De plus en plus d’industriels s’intéressent aux cartes open source, une technologie issue des communautés de makers. Un moyen de concevoir rapidement des prototypes, mais aussi un levier pour attirer les ingénieurs les plus inventifs.

Dans l’industrie, les offres d’emploi pour des postes d’ingénieur en informatique embarquée s’accompagnent de plus en plus de compétences associées aux cartes de types Arduino ou Raspberry Pi. Ces cartes open source, issues du mouvement des makers, intéressent de plus en plus les industriels français, ainsi que les grandes sociétés d’ingénierie, qui voient dans ces solutions informatiques un moyen de prendre la température de l’esprit d’innovation des candidats, de leur connaissance du métier, ainsi que de leur capacité à exploiter de nouvelles solutions.

Mais en dehors de cette évaluation des compétences, ces cartes présentent de nombreux avantages pratiques qui trouvent des échos très favorables dans le domaine du prototypage des objets connectés. Leur implantation sur le marché est impressionnante. Selon une enquête réalisée fin 2018 par le distributeur électronique Farnell, 50 % des professionnels interrogés déclaraient utiliser des cartes de type Raspberry Pi ou BeagleBone Black. Principal débouché : la conception d’objets connectés. En effet, toujours selon Farnell, l’internet des objets (IoT) est désormais un moteur de ce marché et de nombreux ingénieurs imaginent les premières itérations des systèmes informatiques sur ces cartes avant même la mise en production des cartes électroniques des objets connectés.
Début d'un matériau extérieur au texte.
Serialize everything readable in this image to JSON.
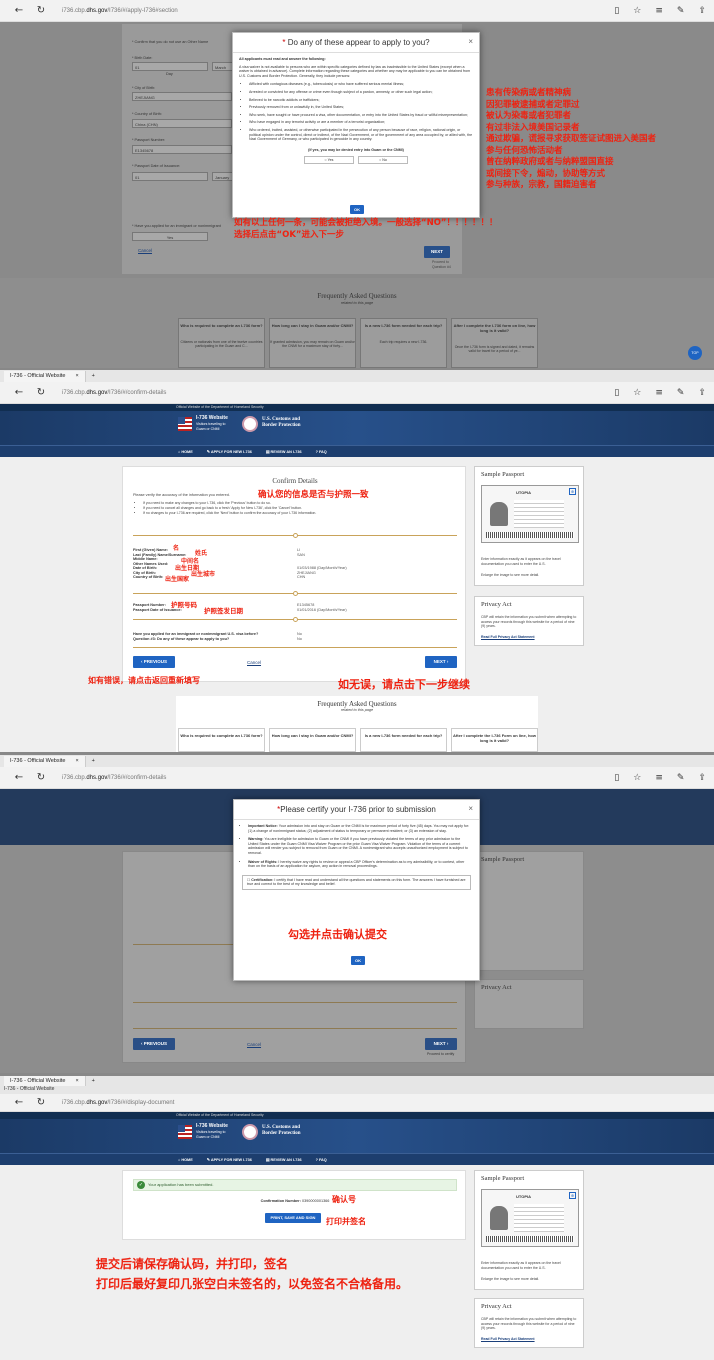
{
  "panel1": {
    "url_prefix": "i736.cbp.",
    "url_host": "dhs.gov",
    "url_path": "/I736/#/apply-I736#section",
    "confirm_other_name": "* Confirm that you do not use an Other Name",
    "birth_date_label": "* Birth Date:",
    "birth_day": "01",
    "birth_month": "March",
    "day_hint": "Day",
    "city_birth_label": "* City of Birth:",
    "city_birth": "ZHEJIANG",
    "country_birth_label": "* Country of Birth:",
    "country_birth": "China (CHN)",
    "passport_label": "* Passport Number:",
    "passport_number": "E1345678",
    "issuance_label": "* Passport Date of Issuance:",
    "issue_day": "01",
    "issue_month": "January",
    "applied_label": "* Have you applied for an immigrant or nonimmigrant",
    "yes_label": "Yes",
    "cancel": "Cancel",
    "next": "NEXT",
    "proceed": "Proceed to Question #4",
    "faq_title": "Frequently Asked Questions",
    "faq_sub": "related to this page",
    "faq": [
      {
        "q": "Who is required to complete an I-736 form?",
        "a": "Citizens or nationals from one of the twelve countries participating in the Guam and C..."
      },
      {
        "q": "How long can I stay in Guam and/or CNMI?",
        "a": "If granted admission, you may remain on Guam and/or the CNMI for a maximum stay of forty..."
      },
      {
        "q": "Is a new I-736 form needed for each trip?",
        "a": "Each trip requires a new I-736."
      },
      {
        "q": "After I complete the I-736 form on line, how long is it valid?",
        "a": "Once the I-736 form is signed and dated, it remains valid for travel for a period of ye..."
      }
    ],
    "top_label": "TOP",
    "modal": {
      "title": "Do any of these appear to apply to you?",
      "required_star": "*",
      "subhead": "All applicants must read and answer the following:",
      "intro": "A visa waiver is not available to persons who are within specific categories defined by law as inadmissible to the United States (except when a waiver is obtained in advance). Complete information regarding these categories and whether any may be applicable to you can be obtained from U.S. Customs and Border Protection. Generally, they include persons:",
      "items": [
        "Afflicted with contagious diseases (e.g., tuberculosis) or who have suffered serious mental illness;",
        "Arrested or convicted for any offense or crime even though subject of a pardon, amnesty, or other such legal action;",
        "Believed to be narcotic addicts or traffickers;",
        "Previously removed from or unlawfully in, the United States;",
        "Who seek, have sought or have procured a visa, other documentation, or entry into the United States by fraud or willful misrepresentation;",
        "Who have engaged in any terrorist activity or are a member of a terrorist organization;",
        "Who ordered, incited, assisted, or otherwise participated in the persecution of any person because of race, religion, national origin, or political opinion under the control, direct or indirect, of the Nazi Government, or of the government of any area occupied by, or allied with, the Nazi Government of Germany, or who participated in genocide in any country."
      ],
      "question": "(If yes, you may be denied entry into Guam or the CNMI)",
      "yes": "Yes",
      "no": "No",
      "ok": "OK"
    },
    "annot_right": [
      "患有传染病或者精神病",
      "因犯罪被逮捕或者定罪过",
      "被认为染毒或者犯罪者",
      "有过非法入境美国记录者",
      "通过欺骗，谎报寻求获取签证试图进入美国者",
      "参与任何恐怖活动者",
      "曾在纳粹政府或者与纳粹盟国直接",
      "或间接下令，煽动，协助等方式",
      "参与种族，宗教，国籍迫害者"
    ],
    "annot_bottom": [
      "如有以上任何一条，可能会被拒绝入境。一般选择“NO”！！！！！！",
      "选择后点击“OK”进入下一步"
    ]
  },
  "panel2": {
    "tab_title": "I-736 - Official Website",
    "url_prefix": "i736.cbp.",
    "url_host": "dhs.gov",
    "url_path": "/I736/#/confirm-details",
    "official": "Official Website of the Department of Homeland Security",
    "site_title": "I-736 Website",
    "site_sub1": "Visitors traveling to",
    "site_sub2": "Guam or CNMI",
    "cbp1": "U.S. Customs and",
    "cbp2": "Border Protection",
    "menu": [
      "HOME",
      "APPLY FOR NEW I-736",
      "REVIEW AN I-736",
      "FAQ"
    ],
    "heading": "Confirm Details",
    "verify": "Please verify the accuracy of the information you entered.",
    "bullets": [
      "If you need to make any changes to your I-736, click the 'Previous' button to do so.",
      "If you need to cancel all changes and go back to a fresh 'Apply for New I-736', click the 'Cancel' button.",
      "If no changes to your I-736 are required, click the 'Next' button to confirm the accuracy of your I-736 information."
    ],
    "fields": [
      "First (Given) Name:",
      "Last (Family) Name/Surname:",
      "Middle Name:",
      "Other Names Used:",
      "Date of Birth:",
      "City of Birth:",
      "Country of Birth:"
    ],
    "values": [
      "LI",
      "SAN",
      "",
      "",
      "01/03/1988 (Day/Month/Year)",
      "ZHEJIANG",
      "CHN"
    ],
    "pp_fields": [
      "Passport Number:",
      "Passport Date of Issuance:"
    ],
    "pp_values": [
      "E1345678",
      "01/01/2016 (Day/Month/Year)"
    ],
    "q_fields": [
      "Have you applied for an immigrant or nonimmigrant U.S. visa before?",
      "Question #3: Do any of these appear to apply to you?"
    ],
    "q_values": [
      "No",
      "No"
    ],
    "previous": "PREVIOUS",
    "cancel": "Cancel",
    "next": "NEXT",
    "sample_passport": "Sample Passport",
    "utopia": "UTOPIA",
    "sample_desc": "Enter information exactly as it appears on the travel documentation you used to enter the U.S.",
    "enlarge": "Enlarge the image to see more detail.",
    "privacy_title": "Privacy Act",
    "privacy_text": "CBP will retain the information you submit when attempting to access your records through this website for a period of nine (9) years.",
    "privacy_link": "Read Full Privacy Act Statement",
    "faq_title": "Frequently Asked Questions",
    "faq_sub": "related to this page",
    "faq": [
      "Who is required to complete an I-736 form?",
      "How long can I stay in Guam and/or CNMI?",
      "Is a new I-736 form needed for each trip?",
      "After I complete the I-736 Form on line, how long is it valid?"
    ],
    "annot": {
      "title": "确认您的信息是否与护照一致",
      "given": "名",
      "family": "姓氏",
      "middle": "中间名",
      "dob": "出生日期",
      "city": "出生城市",
      "country": "出生国家",
      "pp": "护照号码",
      "issue": "护照签发日期",
      "wrong": "如有错误，请点击返回重新填写",
      "right": "如无误，请点击下一步继续"
    }
  },
  "panel3": {
    "tab_title": "I-736 - Official Website",
    "url_prefix": "i736.cbp.",
    "url_host": "dhs.gov",
    "url_path": "/I736/#/confirm-details",
    "modal_title": "Please certify your I-736 prior to submission",
    "required_star": "*",
    "items": [
      {
        "head": "Important Notice:",
        "text": "Your admission into and stay on Guam or the CNMI is for maximum period of forty five (45) days. You may not apply for: (1) a change of nonimmigrant status; (2) adjustment of status to temporary or permanent resident; or (3) an extension of stay."
      },
      {
        "head": "Warning:",
        "text": "You are ineligible for admission to Guam or the CNMI if you have previously violated the terms of any prior admission to the United States under the Guam CNMI Visa Waiver Program or the prior Guam Visa Waiver Program. Violation of the terms of a current admission will render you subject to removal from Guam or the CNMI. A nonimmigrant who accepts unauthorized employment is subject to removal."
      },
      {
        "head": "Waiver of Rights:",
        "text": "I hereby waive any rights to review or appeal a CBP Officer's determination as to my admissibility, or to contest, other than on the basis of an application for asylum, any action in removal proceedings."
      }
    ],
    "cert_head": "Certification:",
    "cert_text": "I certify that I have read and understand all the questions and statements on this form. The answers I have furnished are true and correct to the best of my knowledge and belief.",
    "ok": "OK",
    "previous": "PREVIOUS",
    "cancel": "Cancel",
    "next": "NEXT",
    "proceed": "Proceed to certify",
    "sample_passport": "Sample Passport",
    "privacy_title": "Privacy Act",
    "annot": "勾选并点击确认提交"
  },
  "panel4": {
    "tab_title": "I-736 - Official Website",
    "tab_title2": "I-736 - Official Website",
    "url_prefix": "i736.cbp.",
    "url_host": "dhs.gov",
    "url_path": "/I736/#/display-document",
    "submitted": "Your application has been submitted.",
    "conf_label": "Confirmation Number:",
    "conf_number": "0390000001366",
    "print": "PRINT, SAVE AND SIGN",
    "sample_passport": "Sample Passport",
    "utopia": "UTOPIA",
    "sample_desc": "Enter information exactly as it appears on the travel documentation you used to enter the U.S.",
    "enlarge": "Enlarge the image to see more detail.",
    "privacy_title": "Privacy Act",
    "privacy_text": "CBP will retain the information you submit when attempting to access your records through this website for a period of nine (9) years.",
    "privacy_link": "Read Full Privacy Act Statement",
    "annot": {
      "conf": "确认号",
      "print": "打印并签名",
      "line1": "提交后请保存确认码，并打印，签名",
      "line2": "打印后最好复印几张空白未签名的，以免签名不合格备用。"
    }
  },
  "colors": {
    "accent": "#1f64c2",
    "navy": "#1d3e6e",
    "annotation": "#e21e1e",
    "gold": "#c9a35a"
  }
}
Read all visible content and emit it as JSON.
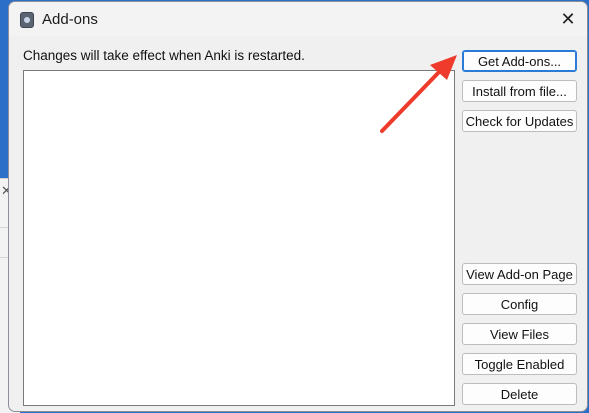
{
  "dialog": {
    "title": "Add-ons",
    "close_glyph": "✕"
  },
  "hint": "Changes will take effect when Anki is restarted.",
  "buttons": {
    "get_addons": "Get Add-ons...",
    "install_from_file": "Install from file...",
    "check_updates": "Check for Updates",
    "view_page": "View Add-on Page",
    "config": "Config",
    "view_files": "View Files",
    "toggle_enabled": "Toggle Enabled",
    "delete": "Delete"
  },
  "background": {
    "close_glyph": "✕"
  },
  "colors": {
    "annotation_arrow": "#ee3b2c",
    "focus_border": "#2a7bd8"
  }
}
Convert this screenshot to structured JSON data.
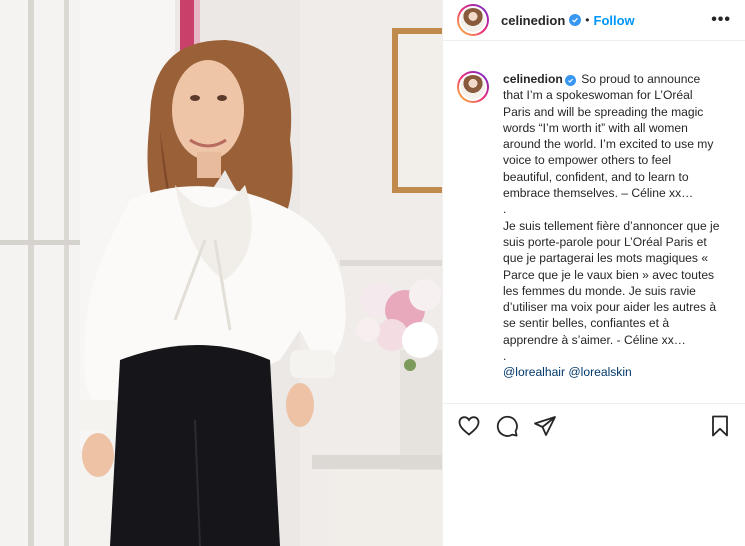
{
  "post": {
    "username": "celinedion",
    "separator": "•",
    "follow_label": "Follow",
    "more_label": "•••"
  },
  "caption": {
    "author": "celinedion",
    "para1": "So proud to announce that I’m a spokeswoman for L’Oréal Paris and will be spreading the magic words “I’m worth it” with all women around the world. I’m excited to use my voice to empower others to feel beautiful, confident, and to learn to embrace themselves. – Céline xx…",
    "dot1": ".",
    "para2": "Je suis tellement fière d’annoncer que je suis porte-parole pour L’Oréal Paris et que je partagerai les mots magiques « Parce que je le vaux bien » avec toutes les femmes du monde. Je suis ravie d’utiliser ma voix pour aider les autres à se sentir belles, confiantes et à apprendre à s’aimer. - Céline xx…",
    "dot2": ".",
    "tag1": "@lorealhair",
    "tag2": "@lorealskin"
  },
  "icons": {
    "like": "heart-icon",
    "comment": "comment-icon",
    "share": "paper-plane-icon",
    "save": "bookmark-icon",
    "verified": "verified-badge-icon"
  },
  "colors": {
    "link": "#0095f6",
    "tag": "#00376b",
    "verified": "#3897f0",
    "text": "#262626"
  }
}
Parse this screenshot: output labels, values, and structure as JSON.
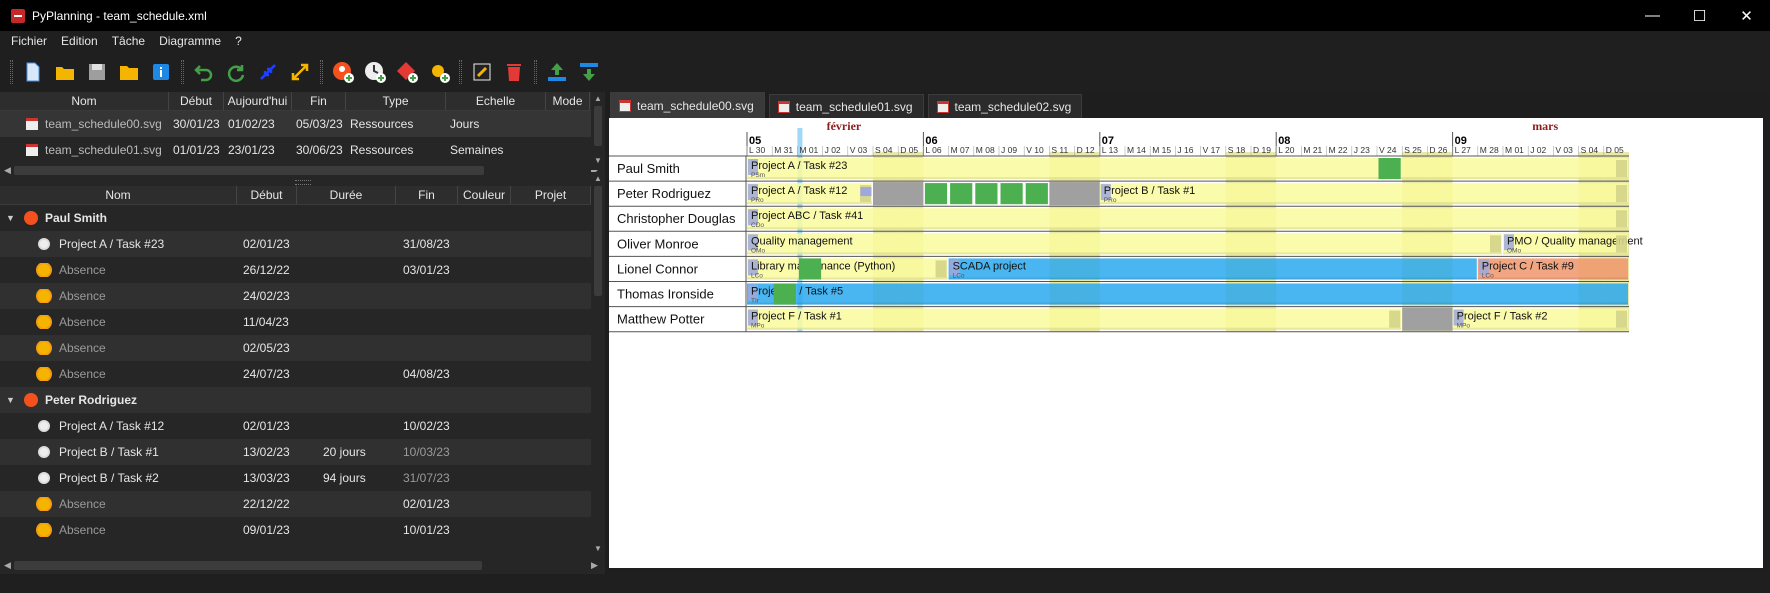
{
  "window": {
    "title": "PyPlanning - team_schedule.xml",
    "min": "—",
    "max": "☐",
    "close": "✕"
  },
  "menu": [
    "Fichier",
    "Edition",
    "Tâche",
    "Diagramme",
    "?"
  ],
  "toolbar": [
    "new-file-icon",
    "open-folder-icon",
    "save-icon",
    "folder-icon",
    "info-icon",
    "undo-icon",
    "redo-icon",
    "collapse-icon",
    "expand-icon",
    "add-resource-icon",
    "add-task-icon",
    "add-milestone-icon",
    "add-absence-icon",
    "edit-icon",
    "delete-icon",
    "move-up-icon",
    "move-down-icon"
  ],
  "chartsTable": {
    "headers": [
      "Nom",
      "Début",
      "Aujourd'hui",
      "Fin",
      "Type",
      "Echelle",
      "Mode"
    ],
    "rows": [
      {
        "name": "team_schedule00.svg",
        "start": "30/01/23",
        "today": "01/02/23",
        "end": "05/03/23",
        "type": "Ressources",
        "scale": "Jours"
      },
      {
        "name": "team_schedule01.svg",
        "start": "01/01/23",
        "today": "23/01/23",
        "end": "30/06/23",
        "type": "Ressources",
        "scale": "Semaines"
      }
    ]
  },
  "tasksTable": {
    "headers": [
      "Nom",
      "Début",
      "Durée",
      "Fin",
      "Couleur",
      "Projet"
    ],
    "rows": [
      {
        "kind": "resource",
        "name": "Paul Smith",
        "start": "",
        "duration": "",
        "end": ""
      },
      {
        "kind": "task",
        "name": "Project A / Task #23",
        "start": "02/01/23",
        "duration": "",
        "end": "31/08/23"
      },
      {
        "kind": "absence",
        "name": "Absence",
        "start": "26/12/22",
        "duration": "",
        "end": "03/01/23"
      },
      {
        "kind": "absence",
        "name": "Absence",
        "start": "24/02/23",
        "duration": "",
        "end": ""
      },
      {
        "kind": "absence",
        "name": "Absence",
        "start": "11/04/23",
        "duration": "",
        "end": ""
      },
      {
        "kind": "absence",
        "name": "Absence",
        "start": "02/05/23",
        "duration": "",
        "end": ""
      },
      {
        "kind": "absence",
        "name": "Absence",
        "start": "24/07/23",
        "duration": "",
        "end": "04/08/23"
      },
      {
        "kind": "resource",
        "name": "Peter Rodriguez",
        "start": "",
        "duration": "",
        "end": ""
      },
      {
        "kind": "task",
        "name": "Project A / Task #12",
        "start": "02/01/23",
        "duration": "",
        "end": "10/02/23"
      },
      {
        "kind": "task",
        "name": "Project B / Task #1",
        "start": "13/02/23",
        "duration": "20 jours",
        "end": "10/03/23",
        "endGray": true
      },
      {
        "kind": "task",
        "name": "Project B / Task #2",
        "start": "13/03/23",
        "duration": "94 jours",
        "end": "31/07/23",
        "endGray": true
      },
      {
        "kind": "absence",
        "name": "Absence",
        "start": "22/12/22",
        "duration": "",
        "end": "02/01/23"
      },
      {
        "kind": "absence",
        "name": "Absence",
        "start": "09/01/23",
        "duration": "",
        "end": "10/01/23"
      }
    ]
  },
  "tabs": [
    "team_schedule00.svg",
    "team_schedule01.svg",
    "team_schedule02.svg"
  ],
  "gantt": {
    "months": [
      {
        "label": "février",
        "day": 3
      },
      {
        "label": "mars",
        "day": 31
      }
    ],
    "weeks": [
      {
        "label": "05",
        "day": 0
      },
      {
        "label": "06",
        "day": 7
      },
      {
        "label": "07",
        "day": 14
      },
      {
        "label": "08",
        "day": 21
      },
      {
        "label": "09",
        "day": 28
      }
    ],
    "dayLabels": [
      "L 30",
      "M 31",
      "M 01",
      "J 02",
      "V 03",
      "S 04",
      "D 05",
      "L 06",
      "M 07",
      "M 08",
      "J 09",
      "V 10",
      "S 11",
      "D 12",
      "L 13",
      "M 14",
      "M 15",
      "J 16",
      "V 17",
      "S 18",
      "D 19",
      "L 20",
      "M 21",
      "M 22",
      "J 23",
      "V 24",
      "S 25",
      "D 26",
      "L 27",
      "M 28",
      "M 01",
      "J 02",
      "V 03",
      "S 04",
      "D 05"
    ],
    "todayIndex": 2,
    "resources": [
      "Paul Smith",
      "Peter Rodriguez",
      "Christopher Douglas",
      "Oliver Monroe",
      "Lionel Connor",
      "Thomas Ironside",
      "Matthew Potter"
    ],
    "bars": [
      {
        "row": 0,
        "start": 0,
        "end": 35,
        "color": "#fafa9e",
        "label": "Project A / Task #23",
        "sub": "PSm"
      },
      {
        "row": 0,
        "start": 25,
        "end": 26,
        "color": "#4caf50",
        "label": "",
        "sub": ""
      },
      {
        "row": 1,
        "start": 0,
        "end": 5,
        "color": "#fafa9e",
        "label": "Project A / Task #12",
        "sub": "PRo"
      },
      {
        "row": 1,
        "start": 7,
        "end": 8,
        "color": "#4caf50",
        "label": "",
        "sub": ""
      },
      {
        "row": 1,
        "start": 8,
        "end": 9,
        "color": "#4caf50",
        "label": "",
        "sub": ""
      },
      {
        "row": 1,
        "start": 9,
        "end": 10,
        "color": "#4caf50",
        "label": "",
        "sub": ""
      },
      {
        "row": 1,
        "start": 10,
        "end": 11,
        "color": "#4caf50",
        "label": "",
        "sub": ""
      },
      {
        "row": 1,
        "start": 11,
        "end": 12,
        "color": "#4caf50",
        "label": "",
        "sub": ""
      },
      {
        "row": 1,
        "start": 14,
        "end": 35,
        "color": "#fafa9e",
        "label": "Project B / Task #1",
        "sub": "PRo"
      },
      {
        "row": 2,
        "start": 0,
        "end": 35,
        "color": "#fafa9e",
        "label": "Project ABC / Task #41",
        "sub": "CDo"
      },
      {
        "row": 3,
        "start": 0,
        "end": 30,
        "color": "#fafa9e",
        "label": "Quality management",
        "sub": "OMo"
      },
      {
        "row": 3,
        "start": 30,
        "end": 35,
        "color": "#fafa9e",
        "label": "PMO / Quality management",
        "sub": "OMo"
      },
      {
        "row": 4,
        "start": 0,
        "end": 8,
        "color": "#fafa9e",
        "label": "Library maintenance (Python)",
        "sub": "LCo"
      },
      {
        "row": 4,
        "start": 2,
        "end": 3,
        "color": "#4caf50",
        "label": "",
        "sub": ""
      },
      {
        "row": 4,
        "start": 8,
        "end": 29,
        "color": "#29a8ee",
        "label": "SCADA project",
        "sub": "LCo"
      },
      {
        "row": 4,
        "start": 29,
        "end": 35,
        "color": "#f0956b",
        "label": "Project C / Task #9",
        "sub": "LCo"
      },
      {
        "row": 5,
        "start": 0,
        "end": 35,
        "color": "#29a8ee",
        "label": "Project D / Task #5",
        "sub": "TIr"
      },
      {
        "row": 5,
        "start": 1,
        "end": 2,
        "color": "#4caf50",
        "label": "",
        "sub": ""
      },
      {
        "row": 6,
        "start": 0,
        "end": 26,
        "color": "#fafa9e",
        "label": "Project F / Task #1",
        "sub": "MPo"
      },
      {
        "row": 6,
        "start": 28,
        "end": 35,
        "color": "#fafa9e",
        "label": "Project F / Task #2",
        "sub": "MPo"
      }
    ],
    "absences": [
      {
        "row": 1,
        "start": 5,
        "end": 7
      },
      {
        "row": 1,
        "start": 12,
        "end": 14
      },
      {
        "row": 6,
        "start": 26,
        "end": 28
      }
    ],
    "colors": {
      "weekend": "#e8e8a8",
      "today": "#9fd9f5",
      "month": "#8b1c1c",
      "grid": "#bdbdbd",
      "absence": "#a0a0a0"
    }
  }
}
Outre leur faible coût d’acquisition, le premier avantage est de gagner du temps lors de la phase de prototypage afin de tester rapidement, et sans investissements importants, des concepts et de nouvelles idées de produit. « Ces cartes faciles d’accès nous permettent de mettre au point rapidement des démonstrateurs pour nos clients », explique Philippe Bourgault, le directeur technique d’Elsys Design, une société spécialisée dans la conception de systèmes embarqués. Cette approche a également l’avantage d’accélérer la mise sur le marché des produits IoT : les ingénieurs développent au plus vite les logiciels embarqués sur ces cartes standard, qui seront ensuite installés sur la carte électronique du produit final.

Large panel de microprocesseurs

Les outils disponibles sont pléthoriques. Arduino, Raspberry, Beagleboard, Micro:bit, Adafruit, LattePanda, Pycom, ou encore GoTronic… Ces modèles offrent un large panel de microprocesseurs, de capacités mémoire et de réseaux supportés, ce qui permet d’opter pour la carte la plus proche de celle qui équipera le produit final. Pour Saddem Ben Houia, ingénieur de développement sur les systèmes embarqués chez Akka Technologies, la communauté, composée à la fois de makers et d’ingénieurs en entreprise, représente un atout indéniable en faveur de l’adoption de ces solutions. « Les avantages d’Arduino et de Raspberry, notamment, c’est le réseau de développeurs qui connaissent ces plates-formes. Il est très aisé de trouver de l’aide sur les forums. C’est un point fort lorsqu’il faut monter en compétences sur ce type de carte. » Saddem Ben Houia, qui a eu l’occasion de programmer ces architectures informatiques dans le cadre d’un projet d’architecture IoT mené par Akka Technologies, émet toutefois certaines réserves : « Les cartes Arduino sont limitées en termes de ressources et vont plutôt être mises en œuvre pour effectuer des actions déterministes. Ces produits sont davantage des microcontrôleurs que des micro–ordinateurs. On ne peut pas demander à une carte Arduino d’effectuer des calculs importants sur les données ou lors des communi­cations. » L’ingénieur souligne que si ces cartes sont fiables et disposent d’une performance maîtrisée, elles ne peuvent en aucun cas se retrouver dans le produit final. Cependant, les développeurs repoussent sans cesse les limites de ces cartes et de nombreux ingénieurs se sont amusés à déployer des algorithmes d’intelligence artificielle ou des assistants vocaux sur Raspberry.